If you take anything away from Syriana, it might be this: Global dependence on oil is insanely complex, guided by shady deals and murky violence, and there’s nothing you can do about it. Except, perhaps, to make a convoluted Oscar-chasing holiday movie about it. Syriana was written and directed by Stephen Gaghan, who seems to have risen to grab the crown of Hollywood’s Political Truth-Teller that Oliver Stone dropped long ago. The problem is that Gaghan, whose screenplay for the similarly conscientious and overpopulated Traffic won an Oscar, lacks Stone’s skill at marshalling great chunks of data and dozens of characters and forging a rousing masterpiece (see JFK). Gaghan needed either an extra hour (ideally, an eight-episode HBO series) or fewer characters. Syriana probes a significant subject but treats its people as mere stick figures carrying exposition from place to place.
Who, for instance, is Bob Barnes? As played by a husky, bearded George Clooney, Bob is a loyal if exhausted CIA veteran, a flabby moth flying too close to the flame. Bob tells the truth about the Middle East, but the people in power have too much at stake in the oil fields. Bob is loosely based on the actual retired CIA agent Robert Baer, who, in his current status as film critic, has praised Syriana‘s “accuracy.” Maybe so, but I’d hate to think Baer in real life is as colorless as Bob Barnes is written. Clooney, an old hand at casual masculine authority, does what he can to make Bob interesting, but the character is little more than a martyr.
A prominent Texas oil company loses its gas-drilling bid in the Middle East to the Chinese. Another company cozies up to Kazakhstan and wins drilling rights there. The two companies merge, and various people — the powerful and powerless, their motives often far from clear — buzz around the money. The talk (a lot of it) in Syriana is very obscure and knowing; Gaghan does catch the way powerful men must address each other across glass tables or over cigars. The movie acknowledges the ambition of younger players like Matt Damon’s energy analyst (who turns a personal tragedy into a cash register), Jeffrey Wright’s Washington attorney (who keeps having to go home to his sourly disapproving dad), and Alexander Siddig’s shrewd Prince Nasir (who’s willing to do business as long as military occupation isn’t in the contract).

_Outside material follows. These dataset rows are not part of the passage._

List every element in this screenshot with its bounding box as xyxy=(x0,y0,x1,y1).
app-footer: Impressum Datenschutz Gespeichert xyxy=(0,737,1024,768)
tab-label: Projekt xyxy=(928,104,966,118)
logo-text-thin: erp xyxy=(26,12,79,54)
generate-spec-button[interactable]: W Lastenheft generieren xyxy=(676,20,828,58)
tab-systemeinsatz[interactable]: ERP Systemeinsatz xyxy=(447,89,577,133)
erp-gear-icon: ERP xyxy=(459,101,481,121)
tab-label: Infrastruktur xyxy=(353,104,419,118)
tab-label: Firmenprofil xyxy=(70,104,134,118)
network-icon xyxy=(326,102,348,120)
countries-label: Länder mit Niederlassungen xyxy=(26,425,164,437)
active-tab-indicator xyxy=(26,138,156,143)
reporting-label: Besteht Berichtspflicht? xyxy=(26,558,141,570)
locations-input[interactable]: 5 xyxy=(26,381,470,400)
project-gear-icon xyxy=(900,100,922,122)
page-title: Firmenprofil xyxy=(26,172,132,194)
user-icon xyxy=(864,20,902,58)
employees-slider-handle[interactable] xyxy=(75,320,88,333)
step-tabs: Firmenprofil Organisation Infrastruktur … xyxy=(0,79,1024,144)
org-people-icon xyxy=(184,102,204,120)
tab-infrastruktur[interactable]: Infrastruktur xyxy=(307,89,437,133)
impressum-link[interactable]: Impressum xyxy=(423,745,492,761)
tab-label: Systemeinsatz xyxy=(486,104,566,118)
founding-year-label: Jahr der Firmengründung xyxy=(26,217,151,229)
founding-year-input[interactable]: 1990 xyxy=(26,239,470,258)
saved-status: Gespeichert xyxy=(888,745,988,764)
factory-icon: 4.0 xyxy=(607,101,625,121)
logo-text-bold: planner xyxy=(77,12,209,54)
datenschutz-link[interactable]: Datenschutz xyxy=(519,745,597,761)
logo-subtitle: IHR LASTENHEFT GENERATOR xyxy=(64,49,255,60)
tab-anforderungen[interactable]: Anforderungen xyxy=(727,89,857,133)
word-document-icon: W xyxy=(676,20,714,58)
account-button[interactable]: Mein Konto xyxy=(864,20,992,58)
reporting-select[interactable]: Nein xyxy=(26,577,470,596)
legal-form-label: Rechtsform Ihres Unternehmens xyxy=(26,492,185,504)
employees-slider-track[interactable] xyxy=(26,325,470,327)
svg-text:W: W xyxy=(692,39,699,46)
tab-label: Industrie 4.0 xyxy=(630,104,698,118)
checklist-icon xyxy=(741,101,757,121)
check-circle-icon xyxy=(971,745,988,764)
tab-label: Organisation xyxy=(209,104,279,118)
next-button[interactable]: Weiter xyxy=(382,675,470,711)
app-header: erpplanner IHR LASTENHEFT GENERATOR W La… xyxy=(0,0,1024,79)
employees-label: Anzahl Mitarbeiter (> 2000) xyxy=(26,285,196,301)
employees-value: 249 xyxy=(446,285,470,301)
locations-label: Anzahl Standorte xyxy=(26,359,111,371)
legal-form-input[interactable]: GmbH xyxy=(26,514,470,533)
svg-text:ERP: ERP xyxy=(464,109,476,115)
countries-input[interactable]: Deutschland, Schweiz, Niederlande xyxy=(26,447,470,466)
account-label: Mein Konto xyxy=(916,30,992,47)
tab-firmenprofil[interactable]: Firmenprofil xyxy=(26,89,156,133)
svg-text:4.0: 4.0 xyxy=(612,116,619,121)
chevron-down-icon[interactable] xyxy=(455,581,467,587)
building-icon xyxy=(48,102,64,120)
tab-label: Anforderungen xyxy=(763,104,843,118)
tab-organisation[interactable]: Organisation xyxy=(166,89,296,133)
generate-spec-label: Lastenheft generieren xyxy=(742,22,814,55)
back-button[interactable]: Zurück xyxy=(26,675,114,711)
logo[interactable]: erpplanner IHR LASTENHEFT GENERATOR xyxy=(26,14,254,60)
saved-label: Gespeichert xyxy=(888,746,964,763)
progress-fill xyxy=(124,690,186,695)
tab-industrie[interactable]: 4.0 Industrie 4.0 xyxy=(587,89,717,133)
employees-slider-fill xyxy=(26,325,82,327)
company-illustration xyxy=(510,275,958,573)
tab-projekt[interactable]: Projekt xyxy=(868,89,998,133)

The saturnine Alexander Siddig, projecting mystery and intelligence, steals the film. But his character is as ill-defined as any other. We meet two laid-off Pakistani field workers (Mazhar Munir and Sonnell Dadral) who fall under the thrall of an Egyptian and become suicide bombers, and Gaghan obviously means them to be two of the many threads that make up the huge codependent web of oil mastery (violence in Gulf nations keeps the political hot potato rolling and is good for business). But their story could be a movie in itself, and the scrap of screen time they get isn’t enough for Gaghan to develop a plausible shift from hard-luck guys to terrorists. Everyone else labors under the movie’s weight, too — Matt Damon’s family-man character seems to capitalize on his tragic loss within minutes of the funeral, and poor Amanda Peet, as his wife, has nothing to do except look stricken. (She doesn’t even get a great “I know you’re an asshole but I’m staying with you because the lifestyle is worth it” speech like the one she skewered Ben Affleck with in Changing Lanes.)
Like Traffic, Syriana is aimed at the middle-aged, upper-middle-class white audience and structured as a position paper: This is why you should care about The War on Drugs or Our Dependence on Oil. Also like Traffic, the movie — liberal as it tries to be — draws on xenophobia. In Traffic, the sucker-punch message was that if drugs aren’t decriminalized, your white daughter will sleep with black men. Syriana says that if we don’t kick our oil addiction, our corporations and politicians will hop into bed (figuratively) with swarthy, corrupt Arabs. And both end up saying that the problem is too big for you to solve, anyway, so you might as well go home and hug your kids. Gaghan wants credit for merely pointing out the problem. Duly noted. In that spirit — and in the truth-telling spirit of Bob Barnes — I must point out that Gaghan, however well-intentioned, is better suited to writing op-eds than to crafting movies with characters we can care about.